Others are not as impressed by the fluctuations of the market, even after last week’s 5% loss.
“People are not accustomed to corrections anymore,” says Marcus Koch, 46, a German TV news correspondent who has been reporting on the floor since 1996. “A 1% drop in a day is relatively small. Set it in perspective: In 1987, the Dow lost 24% in a single day! Bear markets start with a 20% drop. Ten percent or less is a correction.”
At 12:30 p.m. the Dow is down 108 points, small but still significant. What was driving this?
“Interest rates have gone higher,” says Dennis Ulikowski Jr., Vice President at Mark J. Muller. “A lot of tech companies are debt heavy. When the government crowds the market”— buys treasuries—”it takes more money out of the system and rates rise.”
“The recent spate of volatility is tied to fears of inflation,” says Riley. “And the probability that the Fed will raise interest rates three more times this year.”
“There’s no simple answer to this anymore,” says Koch. “What dropped the market was huge trades enabled by central bank policies.” He then lists other factors which affected the markets: “Oil prices are weak, the U.S. dollar is weak, commodity prices are up.”

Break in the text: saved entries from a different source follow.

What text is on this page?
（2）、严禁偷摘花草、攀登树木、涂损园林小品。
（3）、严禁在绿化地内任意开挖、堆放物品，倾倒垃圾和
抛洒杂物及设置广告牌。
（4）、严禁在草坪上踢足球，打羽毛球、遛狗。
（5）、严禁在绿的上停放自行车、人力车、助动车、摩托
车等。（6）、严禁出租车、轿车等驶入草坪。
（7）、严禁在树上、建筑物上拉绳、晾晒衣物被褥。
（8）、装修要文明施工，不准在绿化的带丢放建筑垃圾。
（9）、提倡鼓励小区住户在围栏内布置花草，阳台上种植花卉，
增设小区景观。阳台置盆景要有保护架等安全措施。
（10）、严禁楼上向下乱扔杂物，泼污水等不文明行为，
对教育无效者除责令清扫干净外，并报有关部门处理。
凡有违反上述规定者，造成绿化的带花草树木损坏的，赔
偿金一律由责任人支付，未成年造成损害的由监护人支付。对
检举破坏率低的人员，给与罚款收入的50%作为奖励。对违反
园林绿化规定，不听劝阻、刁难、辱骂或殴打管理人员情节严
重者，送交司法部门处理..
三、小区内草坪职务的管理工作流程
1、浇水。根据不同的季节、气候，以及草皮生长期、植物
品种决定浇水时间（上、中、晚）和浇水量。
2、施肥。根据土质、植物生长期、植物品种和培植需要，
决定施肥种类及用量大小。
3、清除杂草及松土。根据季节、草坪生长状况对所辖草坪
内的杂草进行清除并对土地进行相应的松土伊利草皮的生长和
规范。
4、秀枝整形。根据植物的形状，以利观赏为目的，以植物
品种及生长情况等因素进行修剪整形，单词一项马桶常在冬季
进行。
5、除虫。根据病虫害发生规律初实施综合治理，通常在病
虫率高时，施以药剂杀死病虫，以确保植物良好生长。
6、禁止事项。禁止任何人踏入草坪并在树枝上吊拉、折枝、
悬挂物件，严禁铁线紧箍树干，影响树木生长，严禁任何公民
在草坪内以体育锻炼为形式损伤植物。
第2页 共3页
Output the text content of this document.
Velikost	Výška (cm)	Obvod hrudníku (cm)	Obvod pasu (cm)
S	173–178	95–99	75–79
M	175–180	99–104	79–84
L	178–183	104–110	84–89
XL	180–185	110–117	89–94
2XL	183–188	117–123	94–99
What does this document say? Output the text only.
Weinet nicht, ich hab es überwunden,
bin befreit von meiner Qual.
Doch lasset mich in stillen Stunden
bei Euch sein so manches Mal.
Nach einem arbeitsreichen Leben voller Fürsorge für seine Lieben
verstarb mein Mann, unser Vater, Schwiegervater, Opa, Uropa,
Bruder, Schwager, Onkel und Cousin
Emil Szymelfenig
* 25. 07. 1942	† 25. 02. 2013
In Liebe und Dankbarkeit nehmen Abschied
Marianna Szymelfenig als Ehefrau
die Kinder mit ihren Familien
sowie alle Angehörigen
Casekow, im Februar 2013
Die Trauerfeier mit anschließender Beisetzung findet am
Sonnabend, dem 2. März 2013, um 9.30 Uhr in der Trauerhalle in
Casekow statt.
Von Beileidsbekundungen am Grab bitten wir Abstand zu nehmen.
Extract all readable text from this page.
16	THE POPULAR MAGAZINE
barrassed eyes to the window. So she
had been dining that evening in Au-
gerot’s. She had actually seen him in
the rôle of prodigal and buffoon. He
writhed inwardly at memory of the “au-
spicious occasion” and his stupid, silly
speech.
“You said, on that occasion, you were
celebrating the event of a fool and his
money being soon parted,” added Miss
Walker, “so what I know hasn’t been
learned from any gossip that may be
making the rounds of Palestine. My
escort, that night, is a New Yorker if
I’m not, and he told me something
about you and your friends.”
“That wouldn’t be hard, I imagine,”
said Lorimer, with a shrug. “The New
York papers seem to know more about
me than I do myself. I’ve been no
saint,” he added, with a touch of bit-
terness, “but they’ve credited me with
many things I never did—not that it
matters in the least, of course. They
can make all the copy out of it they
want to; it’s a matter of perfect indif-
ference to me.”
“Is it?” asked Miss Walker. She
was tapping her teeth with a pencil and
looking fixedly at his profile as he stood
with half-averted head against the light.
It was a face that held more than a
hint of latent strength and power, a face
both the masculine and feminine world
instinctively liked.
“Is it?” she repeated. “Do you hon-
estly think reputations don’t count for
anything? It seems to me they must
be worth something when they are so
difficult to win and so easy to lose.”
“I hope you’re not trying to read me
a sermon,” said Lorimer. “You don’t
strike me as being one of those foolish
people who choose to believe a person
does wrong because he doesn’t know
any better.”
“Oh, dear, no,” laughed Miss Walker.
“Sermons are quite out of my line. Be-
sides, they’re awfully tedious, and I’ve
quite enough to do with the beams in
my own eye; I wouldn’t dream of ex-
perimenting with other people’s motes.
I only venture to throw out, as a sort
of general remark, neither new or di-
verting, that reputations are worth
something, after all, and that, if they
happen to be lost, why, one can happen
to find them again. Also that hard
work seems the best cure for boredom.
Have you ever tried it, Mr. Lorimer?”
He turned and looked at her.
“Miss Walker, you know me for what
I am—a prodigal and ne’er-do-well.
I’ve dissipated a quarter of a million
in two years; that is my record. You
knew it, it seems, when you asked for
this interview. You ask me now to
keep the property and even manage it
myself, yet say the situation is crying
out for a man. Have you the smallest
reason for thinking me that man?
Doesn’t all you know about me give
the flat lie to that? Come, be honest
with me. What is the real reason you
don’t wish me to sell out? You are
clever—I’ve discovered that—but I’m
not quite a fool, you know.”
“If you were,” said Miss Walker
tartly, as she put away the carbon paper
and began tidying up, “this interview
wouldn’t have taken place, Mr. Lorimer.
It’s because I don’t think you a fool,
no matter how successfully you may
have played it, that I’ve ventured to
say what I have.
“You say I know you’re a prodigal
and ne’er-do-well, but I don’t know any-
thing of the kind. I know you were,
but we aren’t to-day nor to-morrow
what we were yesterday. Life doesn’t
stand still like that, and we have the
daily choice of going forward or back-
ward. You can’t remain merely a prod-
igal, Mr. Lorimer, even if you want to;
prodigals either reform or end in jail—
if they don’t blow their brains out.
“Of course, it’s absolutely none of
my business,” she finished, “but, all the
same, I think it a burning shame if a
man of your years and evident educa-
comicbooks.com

At 2:00 p.m. the Dow is up 80 points. A short but sudden swing. Is change like this the new normal?
“Of course!” screams Koch. “We had 480 days of no volatility. Everyday people just said, ‘New record!’ ‘New record!’ Now it’s up 500, down 500. It’s a good thing.”
And where do we go from here?
“We might have a couple of days like this,” says Riley as he types in an order from his desk. “I don’t know what’s going to trigger the market to make up its mind. Probably gonna be a lot more gradual up and downs with a lot more bumps than we’ve seen this year.”
As with everything on the New York Stock Exchange, the rules out of Washington have an effect on their business. One recent piece of legislation that garnered much talk on the floor was the Trump Tax Cuts, which were passed last month.
“Nobody’s separate from Washington,” Riley says. “We’re impacted by how the overall business community views Washington. You can’t ignore the fact that the markets went straight up after the election and accelerated when the tax bill passed.” The Dow jumped from 18,000 on November 6th, 2016 to over 25,000 at the end of January this year.
“The tax cut was made to foster growth and re-create the animal spirits,” says Steven Grasso, 49, an Institutional Trader and CNBC Analyst.
Koch, as usual, tempered his enthusiasm. “Well, we’re in the late stage of this enormous expansion cycle and you have this huge stimulus. It’s a risk to increase growth even more, and it could trigger inflation more than growth.”
At 3:45 p.m., fifteen minutes before close, the market is up 74 points. Screens are flashing, phones are ringing, and men are running around the floor.
“It could double in the next ten minutes,” Riley says casually. “Last week $3.5 billion was up for sale at the end of the day.”
Ten minutes pass. The number has fallen thirty-three points, to plus 41.
“It could go down with four minutes to go,” Riley says. “It may even close on the down side. Who knows?”
The seconds tick off. Everyone’s final trades and offers go through. The bell rings and the market closes for the day—up 39.18 points.
“One of the slowest days I can remember,” Riley says with the same smile he walked in with. And he’s not even joking.